The One Whom Jesus Loves

Homily, The One Whom Jesus Loves
Easter Day, 2025
St. Peter’s Episcopal Church
Plant City, FL

The Rev. Derek M Larson, TSSF

Today’s Lectionary Readings:

I wonder who is your favorite book or movie character. Maybe it’s Bluey from the tv show. Or Albus Dumbledore from the Harry Potter series. Maybe it is Laura Ingles from Little House on the Prairie. Maybe it is Elsa from the movie Frozen or the epic Darth Vader from Star Wars. Do you have someone in mind?

There’s nothing like a good character in a favorite story is there? Someone with whom you connect. Someone you admire or hope to be like someday. Someone that gives you life or brings you comfort. Our favorite characters are the ones that make stories come to life. 

Our gospel reading today has a lot of wonderful characters. There is Jesus, of course, the one this story is about, and his life, and death, and resurrection. But there are other characters as well. There’s Mary Magdalene, first to find the empty tomb, first to see the risen Christ, first to share the good news. There is Simon Peter who followed Jesus even after he denied him three times. There are the two angels sitting in the empty tomb. 

And then there is the other disciple—the one whom Jesus loved. 

Who is this disciple? The one whom Jesus loved, as the passage calls him? Well, the text doesn’t say. Hundreds of years of tradition has named him John, the disciple. The one the Gospel Book is named after. But the text doesn’t actually say. And so many scholars have suggested other possibilities. Perhaps it is Lazarus, the one whose death made Jesus weep, before he was brought back to life. Or perhaps it was a young child, given the way this disciple leans on Jesus’ chest at the last supper and runs ahead of Peter on the way to the tomb, and is suspected of living longer than the other disciples in John 21. Or perhaps James, the brother of Jesus, because he is named Mary’s son at the foot of the cross. There are a number of possibilities.

But my favorite answer is to the mystery is this. You are the disciple whom Jesus loved. You.

Some scholars have suggested the anonymity of the disciple in this passage is a literary tool by which the author invites the reader or the listener into the story first hand. So that the story is not simply one we peer into from the outside, but one we encounter for ourselves. The story becomes not solely a story of history, but a story of ourselves and our encounter not only with Jesus, but with the love of Jesus. 

For according to John, that is the foundation of faith. Love.

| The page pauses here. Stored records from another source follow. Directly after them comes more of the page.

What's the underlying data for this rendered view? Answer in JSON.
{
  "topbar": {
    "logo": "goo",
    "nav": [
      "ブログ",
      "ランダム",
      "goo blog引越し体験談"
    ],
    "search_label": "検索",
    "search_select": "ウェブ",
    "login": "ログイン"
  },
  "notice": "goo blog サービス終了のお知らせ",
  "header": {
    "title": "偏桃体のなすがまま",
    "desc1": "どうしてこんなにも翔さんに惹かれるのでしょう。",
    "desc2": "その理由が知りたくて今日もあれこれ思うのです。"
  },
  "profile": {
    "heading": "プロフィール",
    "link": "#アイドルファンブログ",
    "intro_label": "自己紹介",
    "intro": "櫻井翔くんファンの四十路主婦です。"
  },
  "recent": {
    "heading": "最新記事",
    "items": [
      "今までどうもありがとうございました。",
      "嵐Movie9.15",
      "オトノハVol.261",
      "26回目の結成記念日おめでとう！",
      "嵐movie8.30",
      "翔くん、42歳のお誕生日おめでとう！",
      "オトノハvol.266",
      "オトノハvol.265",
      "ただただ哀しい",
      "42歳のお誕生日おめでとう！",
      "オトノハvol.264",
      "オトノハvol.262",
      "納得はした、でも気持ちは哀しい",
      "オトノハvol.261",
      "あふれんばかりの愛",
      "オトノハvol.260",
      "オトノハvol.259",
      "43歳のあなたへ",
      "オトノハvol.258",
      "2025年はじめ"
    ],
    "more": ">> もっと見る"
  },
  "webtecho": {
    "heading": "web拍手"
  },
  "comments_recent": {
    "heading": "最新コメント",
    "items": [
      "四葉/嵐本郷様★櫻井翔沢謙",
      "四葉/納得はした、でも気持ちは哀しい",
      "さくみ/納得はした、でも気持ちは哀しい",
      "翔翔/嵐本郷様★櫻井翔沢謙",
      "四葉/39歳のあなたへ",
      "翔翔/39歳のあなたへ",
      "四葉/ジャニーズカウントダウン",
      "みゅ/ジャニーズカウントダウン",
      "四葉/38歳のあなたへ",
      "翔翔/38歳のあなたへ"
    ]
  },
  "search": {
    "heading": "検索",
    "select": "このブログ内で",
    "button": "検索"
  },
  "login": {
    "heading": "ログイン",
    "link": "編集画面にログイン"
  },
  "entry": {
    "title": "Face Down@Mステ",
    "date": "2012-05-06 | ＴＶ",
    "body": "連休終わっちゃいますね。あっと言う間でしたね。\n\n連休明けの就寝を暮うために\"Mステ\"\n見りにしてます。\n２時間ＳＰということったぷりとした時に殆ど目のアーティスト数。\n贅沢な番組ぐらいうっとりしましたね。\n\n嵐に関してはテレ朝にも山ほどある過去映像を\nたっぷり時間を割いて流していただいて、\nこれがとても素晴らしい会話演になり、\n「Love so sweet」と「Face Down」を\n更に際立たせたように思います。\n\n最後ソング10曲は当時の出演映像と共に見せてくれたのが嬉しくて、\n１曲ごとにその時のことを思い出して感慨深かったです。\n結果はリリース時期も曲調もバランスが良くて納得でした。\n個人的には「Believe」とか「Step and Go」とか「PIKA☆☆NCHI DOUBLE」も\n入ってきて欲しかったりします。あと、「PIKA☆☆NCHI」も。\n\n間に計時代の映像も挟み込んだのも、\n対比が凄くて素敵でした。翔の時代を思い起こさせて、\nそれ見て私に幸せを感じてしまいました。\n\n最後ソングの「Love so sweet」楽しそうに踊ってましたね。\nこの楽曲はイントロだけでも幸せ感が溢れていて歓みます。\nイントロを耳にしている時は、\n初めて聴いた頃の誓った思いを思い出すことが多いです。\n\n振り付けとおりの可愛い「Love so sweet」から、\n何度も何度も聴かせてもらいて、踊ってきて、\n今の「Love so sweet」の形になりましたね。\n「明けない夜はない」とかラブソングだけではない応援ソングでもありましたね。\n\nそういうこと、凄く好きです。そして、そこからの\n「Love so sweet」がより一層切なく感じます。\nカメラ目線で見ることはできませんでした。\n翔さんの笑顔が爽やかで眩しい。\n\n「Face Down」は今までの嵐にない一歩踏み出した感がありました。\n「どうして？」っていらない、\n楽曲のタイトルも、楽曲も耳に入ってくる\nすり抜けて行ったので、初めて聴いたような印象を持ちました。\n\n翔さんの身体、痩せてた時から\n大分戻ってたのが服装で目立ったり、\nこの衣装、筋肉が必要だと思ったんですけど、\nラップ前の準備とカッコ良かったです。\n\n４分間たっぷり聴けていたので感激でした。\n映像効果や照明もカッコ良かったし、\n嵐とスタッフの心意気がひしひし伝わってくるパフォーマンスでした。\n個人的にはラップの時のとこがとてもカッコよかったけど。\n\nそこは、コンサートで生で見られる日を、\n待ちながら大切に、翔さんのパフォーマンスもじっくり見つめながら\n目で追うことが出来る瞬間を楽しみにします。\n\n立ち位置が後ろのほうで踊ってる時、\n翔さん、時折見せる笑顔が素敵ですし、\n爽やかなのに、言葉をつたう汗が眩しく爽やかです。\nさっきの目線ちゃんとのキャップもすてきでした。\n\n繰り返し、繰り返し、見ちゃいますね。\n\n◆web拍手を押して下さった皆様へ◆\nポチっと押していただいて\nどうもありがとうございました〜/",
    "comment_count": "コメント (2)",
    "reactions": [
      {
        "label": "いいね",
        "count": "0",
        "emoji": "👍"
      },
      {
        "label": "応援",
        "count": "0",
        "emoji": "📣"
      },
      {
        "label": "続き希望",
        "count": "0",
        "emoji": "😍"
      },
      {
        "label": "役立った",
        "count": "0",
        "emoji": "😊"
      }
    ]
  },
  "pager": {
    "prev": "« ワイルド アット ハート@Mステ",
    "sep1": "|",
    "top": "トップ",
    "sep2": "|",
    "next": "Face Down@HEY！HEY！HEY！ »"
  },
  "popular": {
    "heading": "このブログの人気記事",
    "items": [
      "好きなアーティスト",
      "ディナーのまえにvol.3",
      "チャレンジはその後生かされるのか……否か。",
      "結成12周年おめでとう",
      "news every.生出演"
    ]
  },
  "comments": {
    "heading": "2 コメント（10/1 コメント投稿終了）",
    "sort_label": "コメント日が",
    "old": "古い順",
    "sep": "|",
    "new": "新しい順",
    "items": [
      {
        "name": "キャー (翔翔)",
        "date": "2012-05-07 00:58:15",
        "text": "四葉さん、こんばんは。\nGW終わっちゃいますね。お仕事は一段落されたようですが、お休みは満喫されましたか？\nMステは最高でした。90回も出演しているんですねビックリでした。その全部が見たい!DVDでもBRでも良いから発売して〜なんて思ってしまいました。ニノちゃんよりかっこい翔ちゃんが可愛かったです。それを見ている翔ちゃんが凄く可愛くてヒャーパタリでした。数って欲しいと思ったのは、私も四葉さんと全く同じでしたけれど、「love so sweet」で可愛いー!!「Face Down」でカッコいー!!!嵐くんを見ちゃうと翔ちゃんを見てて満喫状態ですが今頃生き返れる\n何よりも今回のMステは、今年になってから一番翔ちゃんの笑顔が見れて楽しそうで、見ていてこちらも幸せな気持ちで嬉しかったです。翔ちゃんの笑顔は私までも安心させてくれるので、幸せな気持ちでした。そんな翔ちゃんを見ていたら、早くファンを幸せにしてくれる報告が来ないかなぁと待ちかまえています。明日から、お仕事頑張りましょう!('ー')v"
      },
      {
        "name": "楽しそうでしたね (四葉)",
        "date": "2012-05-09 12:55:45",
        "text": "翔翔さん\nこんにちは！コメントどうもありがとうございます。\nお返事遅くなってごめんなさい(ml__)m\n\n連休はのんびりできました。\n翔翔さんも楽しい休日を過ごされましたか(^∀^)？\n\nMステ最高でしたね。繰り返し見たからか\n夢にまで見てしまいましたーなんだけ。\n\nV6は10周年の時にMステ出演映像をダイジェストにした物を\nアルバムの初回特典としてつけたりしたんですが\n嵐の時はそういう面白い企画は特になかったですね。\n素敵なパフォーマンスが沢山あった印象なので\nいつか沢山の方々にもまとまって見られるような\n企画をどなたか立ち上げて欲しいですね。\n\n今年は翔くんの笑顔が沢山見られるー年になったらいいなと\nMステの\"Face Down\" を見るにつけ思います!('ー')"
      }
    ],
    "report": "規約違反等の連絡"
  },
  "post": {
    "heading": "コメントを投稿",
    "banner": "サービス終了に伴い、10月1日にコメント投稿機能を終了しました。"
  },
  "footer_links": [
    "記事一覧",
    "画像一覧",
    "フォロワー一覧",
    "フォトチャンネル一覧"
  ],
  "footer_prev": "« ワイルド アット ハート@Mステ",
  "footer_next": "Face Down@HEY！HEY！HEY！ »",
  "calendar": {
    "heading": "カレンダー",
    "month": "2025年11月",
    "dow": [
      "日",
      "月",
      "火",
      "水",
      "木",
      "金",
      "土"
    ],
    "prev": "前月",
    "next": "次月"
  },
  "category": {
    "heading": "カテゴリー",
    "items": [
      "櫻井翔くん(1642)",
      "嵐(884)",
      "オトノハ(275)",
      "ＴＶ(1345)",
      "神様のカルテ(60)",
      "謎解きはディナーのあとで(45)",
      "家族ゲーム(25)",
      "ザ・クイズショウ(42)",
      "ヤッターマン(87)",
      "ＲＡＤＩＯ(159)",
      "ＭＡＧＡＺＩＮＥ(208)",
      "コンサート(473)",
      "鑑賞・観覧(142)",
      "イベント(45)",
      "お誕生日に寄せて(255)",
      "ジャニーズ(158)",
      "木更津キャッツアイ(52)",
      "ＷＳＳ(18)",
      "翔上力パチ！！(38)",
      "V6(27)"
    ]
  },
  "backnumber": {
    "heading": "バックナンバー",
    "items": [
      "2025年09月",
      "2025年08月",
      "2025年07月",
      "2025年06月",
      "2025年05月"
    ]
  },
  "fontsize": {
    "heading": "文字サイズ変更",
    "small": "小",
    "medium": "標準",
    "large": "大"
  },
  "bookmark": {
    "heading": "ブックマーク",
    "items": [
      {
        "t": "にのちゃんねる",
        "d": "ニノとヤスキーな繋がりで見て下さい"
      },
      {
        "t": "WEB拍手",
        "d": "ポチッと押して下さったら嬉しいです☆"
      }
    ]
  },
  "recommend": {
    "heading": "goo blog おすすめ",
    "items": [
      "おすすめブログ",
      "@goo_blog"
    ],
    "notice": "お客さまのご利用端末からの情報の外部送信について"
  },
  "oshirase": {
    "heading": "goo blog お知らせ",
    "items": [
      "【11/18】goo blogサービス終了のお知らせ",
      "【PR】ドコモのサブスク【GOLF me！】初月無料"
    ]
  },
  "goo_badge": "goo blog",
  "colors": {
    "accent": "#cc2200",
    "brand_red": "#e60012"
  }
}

Notice in this passage, this unnamed disciple, upon seeing the empty tomb, believed. He did not at first see Jesus. He did not at first understand, the passage says. But he believed. And if he believed not because he saw and not because he understood, perhaps he believed because he was loved. Because he knew he was loved.

Love, not understanding, is the foundation of faith. It is only in experiencing our belovedness that we can really hear the message of Easter. 

This morning the most important question for you is not if you believe in God. Or in the Bible. Or in the resurrection. This morning the most important question is: Do you believe in your belovedness? Do you believe you are worth loving? Do you believe that you were created good and beautiful? Do you believe that you are the one whom Jesus loves?

You may have little to no understanding of the Christian faith. You may be apathetic or skeptical about it. You may be hurt by previous experiences of it. You may not have your life all put together. You may be riddled with doubts, and pains, and anxieties. You may not know why you are here today. And I am not really here to convince you the Church has the answers for which you are looking. 

Instead, I’m simply here to ask you: do you believe that you are beloved. Because you are. No matter what you say about yourself, no matter what anyone else says about you, no matter what you have even heard said about you from the pulpit, you are a beautiful and lovely creature of God. You are beloved.

The story of the resurrection, which we celebrate today, is not heard with a brain that understands, but with a heart that is loved. It is only in believing that we are loved, that we can know the risen Christ. Because love, not understanding, is the foundation of faith.

If you are here today, and if you have heard this story, this is your story. And you might be my favorite character, because you are the one whom Jesus loves. Do you believe?